И снова схватилась за косички. Подёргала волосы, размышляя о том, что для этой вот чужой девочки из чужой страны оказались ближе некоторые простые вещи, которые сама Олеся полагала напрочь книжными и в реальности не существующими. В её ПГТ мамы переставали смотреть из окон сразу, как их чада дорастали до начальной школы. Да и чего там смотреть? По улице проезжала одна машина в час, снижая скорость почти до пешеходной, чтобы не убить подвеску по раздолбанному асфальту. Собаки в округе были все свои, знакомые, маньяков отродясь не водилось (или о них не знали). Дети сбивались разновозрастными стайками по соседскому принципу, и после школы шлялись по округе до темна. Многие таскали с собой всё лето детсадовских братишек и сестрёнок. Олесе тут повезло, она была единственным ребёнком. Повезло… или как сказать. Она покосилась на расположившееся на скамейке трио и ощутила что-то вроде смутного сожаления.
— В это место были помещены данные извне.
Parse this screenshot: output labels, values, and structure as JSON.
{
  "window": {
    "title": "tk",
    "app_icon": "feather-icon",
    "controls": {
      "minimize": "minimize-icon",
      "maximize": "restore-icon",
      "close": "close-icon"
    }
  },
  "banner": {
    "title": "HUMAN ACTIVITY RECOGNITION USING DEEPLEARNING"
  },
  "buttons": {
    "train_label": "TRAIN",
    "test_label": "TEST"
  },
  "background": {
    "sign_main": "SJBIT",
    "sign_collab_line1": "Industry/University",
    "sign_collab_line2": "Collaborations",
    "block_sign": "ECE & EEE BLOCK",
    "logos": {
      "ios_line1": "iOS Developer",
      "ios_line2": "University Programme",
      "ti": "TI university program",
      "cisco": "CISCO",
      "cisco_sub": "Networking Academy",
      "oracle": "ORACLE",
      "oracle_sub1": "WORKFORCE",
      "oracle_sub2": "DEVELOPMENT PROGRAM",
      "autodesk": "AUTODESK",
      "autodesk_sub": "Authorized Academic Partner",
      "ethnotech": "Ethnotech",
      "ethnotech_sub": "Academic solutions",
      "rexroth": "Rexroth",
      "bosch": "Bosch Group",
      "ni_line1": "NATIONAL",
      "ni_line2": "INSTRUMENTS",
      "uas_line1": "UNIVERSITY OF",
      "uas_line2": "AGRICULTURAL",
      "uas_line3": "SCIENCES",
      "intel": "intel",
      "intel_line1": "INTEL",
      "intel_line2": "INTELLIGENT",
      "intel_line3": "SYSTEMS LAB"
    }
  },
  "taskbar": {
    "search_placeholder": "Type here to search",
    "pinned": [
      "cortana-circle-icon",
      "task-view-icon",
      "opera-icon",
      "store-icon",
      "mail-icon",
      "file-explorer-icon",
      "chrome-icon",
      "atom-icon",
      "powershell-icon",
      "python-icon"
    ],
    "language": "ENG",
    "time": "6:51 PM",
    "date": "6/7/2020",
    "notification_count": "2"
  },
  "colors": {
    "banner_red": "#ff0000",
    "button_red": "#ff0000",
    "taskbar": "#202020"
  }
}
Акса вдруг вздрогнула, протянула не глядя руку и потеребила мать за колено. Взгляд её при этом был прикован к выходу из музея, который едва виднелся из-за живой изгороди и проходящих в обе стороны людей.
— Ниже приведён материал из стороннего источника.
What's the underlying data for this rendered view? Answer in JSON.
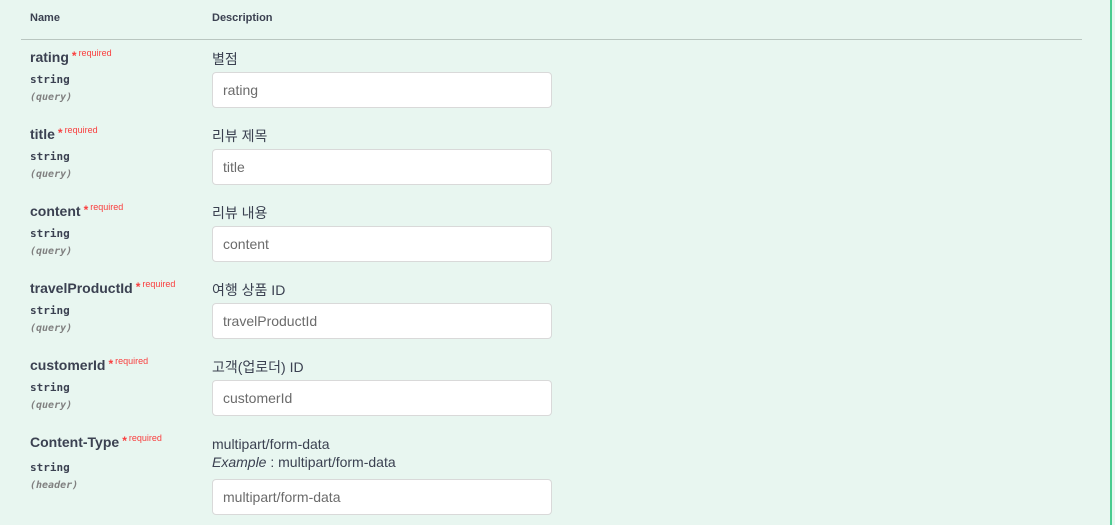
{
  "header": {
    "name_label": "Name",
    "description_label": "Description"
  },
  "required_star": "*",
  "required_label": "required",
  "params": [
    {
      "name": "rating",
      "type": "string",
      "in": "(query)",
      "description": "별점",
      "placeholder": "rating"
    },
    {
      "name": "title",
      "type": "string",
      "in": "(query)",
      "description": "리뷰 제목",
      "placeholder": "title"
    },
    {
      "name": "content",
      "type": "string",
      "in": "(query)",
      "description": "리뷰 내용",
      "placeholder": "content"
    },
    {
      "name": "travelProductId",
      "type": "string",
      "in": "(query)",
      "description": "여행 상품 ID",
      "placeholder": "travelProductId"
    },
    {
      "name": "customerId",
      "type": "string",
      "in": "(query)",
      "description": "고객(업로더) ID",
      "placeholder": "customerId"
    },
    {
      "name": "Content-Type",
      "type": "string",
      "in": "(header)",
      "description": "multipart/form-data",
      "example_label": "Example",
      "example_value": ": multipart/form-data",
      "placeholder": "multipart/form-data"
    }
  ]
}
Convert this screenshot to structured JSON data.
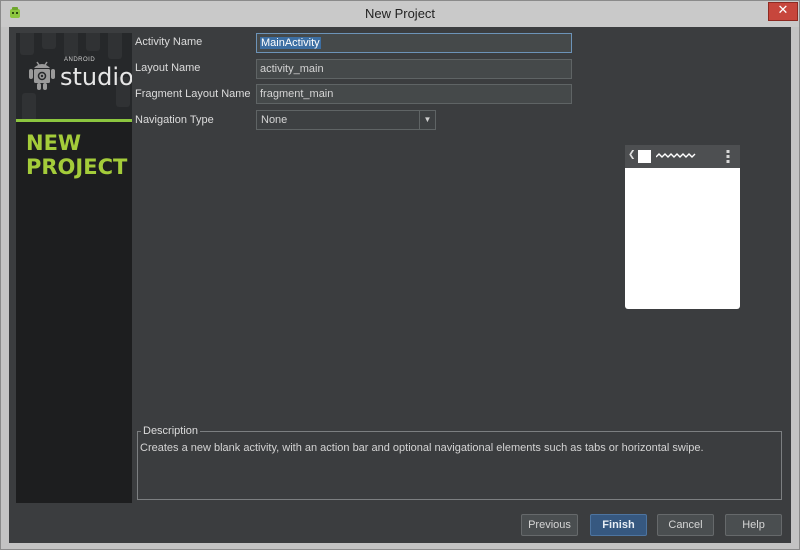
{
  "window": {
    "title": "New Project",
    "close_glyph": "✕"
  },
  "brand": {
    "small_word": "ANDROID",
    "word": "studio",
    "heading_line1": "NEW",
    "heading_line2": "PROJECT",
    "accent_color": "#8cc63f"
  },
  "form": {
    "activity_name": {
      "label": "Activity Name",
      "value": "MainActivity"
    },
    "layout_name": {
      "label": "Layout Name",
      "value": "activity_main"
    },
    "fragment_layout_name": {
      "label": "Fragment Layout Name",
      "value": "fragment_main"
    },
    "navigation_type": {
      "label": "Navigation Type",
      "value": "None",
      "arrow": "▼"
    }
  },
  "preview": {
    "back_glyph": "❮"
  },
  "description": {
    "legend": "Description",
    "text": "Creates a new blank activity, with an action bar and optional navigational elements such as tabs or horizontal swipe."
  },
  "buttons": {
    "previous": "Previous",
    "finish": "Finish",
    "cancel": "Cancel",
    "help": "Help"
  }
}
Ёзге заблокировала телефон и встала, убирая его в карман толстовки. Близнецы тоже вскочили. Олеся осталась сидеть, невольно вцепившись в гладкие тёплые брусочки сиденья скамейки. У входа появились две высоких фигуры, одна в белой рубашке и узких джинсах, другая — в полосатой футболке и серых парусиновых штанах. Издалека две молодых женщины казались похожими: один рост, один тип фигуры, почти одинаковые тёмные крупно вьющиеся волосы. Но вот та, что в джинсах, крепко взяла вторую за руку чуть выше локтя и повела по дорожке туда, где их ждали.
Олеся не выдержала и тоже вскочила. От того, что произошло сейчас в глубине тёмных переходов, зависело очень многое. Например, увидит ли она ещё Светку. Сможет ли вернуться домой. Захочет ли возвращаться…
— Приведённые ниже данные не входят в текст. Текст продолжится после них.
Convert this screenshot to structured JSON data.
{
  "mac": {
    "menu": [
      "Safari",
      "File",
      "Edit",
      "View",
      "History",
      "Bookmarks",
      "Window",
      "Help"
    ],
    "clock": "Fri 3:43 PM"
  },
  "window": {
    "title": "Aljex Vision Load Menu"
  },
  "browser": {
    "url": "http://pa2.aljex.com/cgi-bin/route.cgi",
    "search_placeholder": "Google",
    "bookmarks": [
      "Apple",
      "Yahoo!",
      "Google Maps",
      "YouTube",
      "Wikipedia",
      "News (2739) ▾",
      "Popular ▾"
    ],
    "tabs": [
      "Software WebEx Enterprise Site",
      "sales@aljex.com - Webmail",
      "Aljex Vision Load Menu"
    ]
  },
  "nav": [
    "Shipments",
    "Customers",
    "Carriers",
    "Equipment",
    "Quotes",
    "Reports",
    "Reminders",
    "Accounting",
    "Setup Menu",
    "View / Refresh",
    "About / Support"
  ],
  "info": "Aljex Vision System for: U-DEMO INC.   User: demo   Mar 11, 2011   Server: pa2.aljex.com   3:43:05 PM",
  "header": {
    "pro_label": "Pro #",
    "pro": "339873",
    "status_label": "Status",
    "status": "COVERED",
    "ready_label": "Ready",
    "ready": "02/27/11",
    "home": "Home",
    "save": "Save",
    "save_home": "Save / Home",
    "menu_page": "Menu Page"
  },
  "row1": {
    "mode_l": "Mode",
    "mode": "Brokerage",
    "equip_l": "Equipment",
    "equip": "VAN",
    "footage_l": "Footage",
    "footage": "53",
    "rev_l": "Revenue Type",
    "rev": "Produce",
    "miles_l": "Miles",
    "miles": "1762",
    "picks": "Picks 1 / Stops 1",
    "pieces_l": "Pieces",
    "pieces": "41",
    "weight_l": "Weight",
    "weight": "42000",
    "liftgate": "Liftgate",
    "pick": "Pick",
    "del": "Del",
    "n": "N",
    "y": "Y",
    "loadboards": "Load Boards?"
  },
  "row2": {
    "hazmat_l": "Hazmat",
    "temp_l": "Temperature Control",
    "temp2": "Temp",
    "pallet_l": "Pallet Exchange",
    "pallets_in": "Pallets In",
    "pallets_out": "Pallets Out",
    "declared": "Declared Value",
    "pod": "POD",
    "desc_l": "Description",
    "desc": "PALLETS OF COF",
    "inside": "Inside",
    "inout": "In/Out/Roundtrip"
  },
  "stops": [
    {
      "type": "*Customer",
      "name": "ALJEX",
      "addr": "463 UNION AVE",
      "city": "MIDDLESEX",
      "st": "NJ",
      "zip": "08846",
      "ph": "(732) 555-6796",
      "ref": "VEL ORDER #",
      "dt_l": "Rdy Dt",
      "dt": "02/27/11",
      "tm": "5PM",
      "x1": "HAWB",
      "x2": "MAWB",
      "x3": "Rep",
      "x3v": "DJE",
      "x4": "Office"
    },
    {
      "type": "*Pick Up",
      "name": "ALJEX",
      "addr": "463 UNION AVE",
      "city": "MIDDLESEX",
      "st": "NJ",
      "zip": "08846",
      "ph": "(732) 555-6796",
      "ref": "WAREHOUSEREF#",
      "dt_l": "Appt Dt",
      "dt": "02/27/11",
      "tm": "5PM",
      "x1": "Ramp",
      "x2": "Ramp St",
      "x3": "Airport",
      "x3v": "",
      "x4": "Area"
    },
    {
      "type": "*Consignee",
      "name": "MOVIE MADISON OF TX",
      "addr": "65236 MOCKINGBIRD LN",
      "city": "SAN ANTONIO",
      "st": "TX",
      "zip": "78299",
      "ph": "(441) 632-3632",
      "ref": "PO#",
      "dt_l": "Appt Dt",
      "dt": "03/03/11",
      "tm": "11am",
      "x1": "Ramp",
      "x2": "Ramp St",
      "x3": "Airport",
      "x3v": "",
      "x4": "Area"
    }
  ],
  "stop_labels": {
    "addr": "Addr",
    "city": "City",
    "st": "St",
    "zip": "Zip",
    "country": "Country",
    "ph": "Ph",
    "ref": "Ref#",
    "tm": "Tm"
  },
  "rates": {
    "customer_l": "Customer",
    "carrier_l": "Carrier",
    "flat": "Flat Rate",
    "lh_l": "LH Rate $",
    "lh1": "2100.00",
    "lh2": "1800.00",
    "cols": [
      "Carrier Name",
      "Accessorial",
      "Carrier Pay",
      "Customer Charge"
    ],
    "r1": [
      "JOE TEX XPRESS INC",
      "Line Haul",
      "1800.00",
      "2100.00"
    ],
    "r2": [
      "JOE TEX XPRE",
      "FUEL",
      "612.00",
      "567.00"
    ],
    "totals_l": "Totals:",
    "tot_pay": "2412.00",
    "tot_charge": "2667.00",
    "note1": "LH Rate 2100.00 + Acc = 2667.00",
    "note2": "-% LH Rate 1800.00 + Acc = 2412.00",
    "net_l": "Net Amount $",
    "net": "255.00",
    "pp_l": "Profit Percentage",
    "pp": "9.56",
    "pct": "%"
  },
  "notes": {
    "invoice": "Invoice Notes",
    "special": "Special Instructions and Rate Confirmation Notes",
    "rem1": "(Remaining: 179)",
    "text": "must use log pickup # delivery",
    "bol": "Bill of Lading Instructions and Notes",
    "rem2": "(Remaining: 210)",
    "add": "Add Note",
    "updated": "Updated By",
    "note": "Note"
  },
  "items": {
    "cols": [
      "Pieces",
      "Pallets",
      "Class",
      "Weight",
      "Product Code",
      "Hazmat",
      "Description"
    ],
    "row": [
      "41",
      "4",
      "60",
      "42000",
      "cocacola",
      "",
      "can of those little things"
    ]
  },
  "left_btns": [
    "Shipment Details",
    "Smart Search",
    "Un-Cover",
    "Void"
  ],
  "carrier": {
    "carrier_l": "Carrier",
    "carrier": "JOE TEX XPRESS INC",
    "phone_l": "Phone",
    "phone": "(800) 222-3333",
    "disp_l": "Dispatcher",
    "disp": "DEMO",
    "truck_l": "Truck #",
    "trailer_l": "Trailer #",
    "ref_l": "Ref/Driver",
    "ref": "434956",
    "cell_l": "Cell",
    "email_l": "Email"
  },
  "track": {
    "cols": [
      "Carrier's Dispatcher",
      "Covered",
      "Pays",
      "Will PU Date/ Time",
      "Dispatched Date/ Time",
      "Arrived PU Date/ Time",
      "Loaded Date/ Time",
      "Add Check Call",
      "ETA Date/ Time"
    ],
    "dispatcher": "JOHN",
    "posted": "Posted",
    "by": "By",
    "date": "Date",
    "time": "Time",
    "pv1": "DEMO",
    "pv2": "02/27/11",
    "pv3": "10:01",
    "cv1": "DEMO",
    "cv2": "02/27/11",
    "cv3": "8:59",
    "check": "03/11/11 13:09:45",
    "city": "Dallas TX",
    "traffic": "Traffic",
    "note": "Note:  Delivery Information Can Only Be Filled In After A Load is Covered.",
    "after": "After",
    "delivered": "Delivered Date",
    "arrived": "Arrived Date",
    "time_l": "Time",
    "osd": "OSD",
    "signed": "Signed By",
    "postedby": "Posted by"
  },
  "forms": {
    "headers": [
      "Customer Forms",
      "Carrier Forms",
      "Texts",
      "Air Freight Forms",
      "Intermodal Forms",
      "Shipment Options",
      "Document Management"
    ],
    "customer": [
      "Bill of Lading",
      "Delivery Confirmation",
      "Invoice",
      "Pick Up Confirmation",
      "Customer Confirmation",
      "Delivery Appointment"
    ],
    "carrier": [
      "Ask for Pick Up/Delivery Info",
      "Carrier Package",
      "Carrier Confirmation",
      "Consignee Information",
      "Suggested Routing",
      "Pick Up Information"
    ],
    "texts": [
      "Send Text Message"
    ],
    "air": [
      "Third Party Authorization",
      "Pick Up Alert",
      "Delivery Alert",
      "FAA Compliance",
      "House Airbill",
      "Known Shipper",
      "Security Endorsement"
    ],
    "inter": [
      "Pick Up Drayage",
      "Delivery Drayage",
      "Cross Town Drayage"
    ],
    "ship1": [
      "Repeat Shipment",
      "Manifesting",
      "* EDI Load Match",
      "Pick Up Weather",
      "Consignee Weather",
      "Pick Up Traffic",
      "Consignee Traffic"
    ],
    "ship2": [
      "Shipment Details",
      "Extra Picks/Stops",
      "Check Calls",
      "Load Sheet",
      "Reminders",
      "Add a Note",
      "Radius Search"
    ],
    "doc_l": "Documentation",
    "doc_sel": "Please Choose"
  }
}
Они подошли неспешным шагом. Елена всё ещё держала — или поддерживала? — Настю, которая ступала по земле словно на чужих ногах. Ожидавшие их расступились, позволили Елене подвести толкачку к лавочке и усадить. Выглядела Настя нехорошо. Она как будто обвисла, посерела и размякла, что было не списать ни на толкаческое похмелье, ни на пропущенный завтрак.
— Ну, что там? — нетерпеливо выпалила Олеся.
— Поговорили, — тихо и едва шевеля губами ответила Настя. — Они… позвали. Его. И мы… поговорили.
— Так что… Правда, у них есть связь? — Олеся моментально загорелась интересом, совершенно не считаясь с душевным состоянием собеседницы. — В тетрадке Норы Витальевны упоминается связь через Изнанку, но больше никто…
— Детка, ты б не могла прикрыть орало и немного вежливо помолчать? — спросила Елена, взглядывая на неё тяжёлым взглядом. Олеся моментально замолчала. Было в Елене что-то такое, что её слушались дети, животные, мужчины и даже — время от времени — вредные близнецы. Олеся же под таким взглядом явно ощущала, что по Елениной шкале недалеко ушла от животного и явно не дотягивает даже до детсадовца.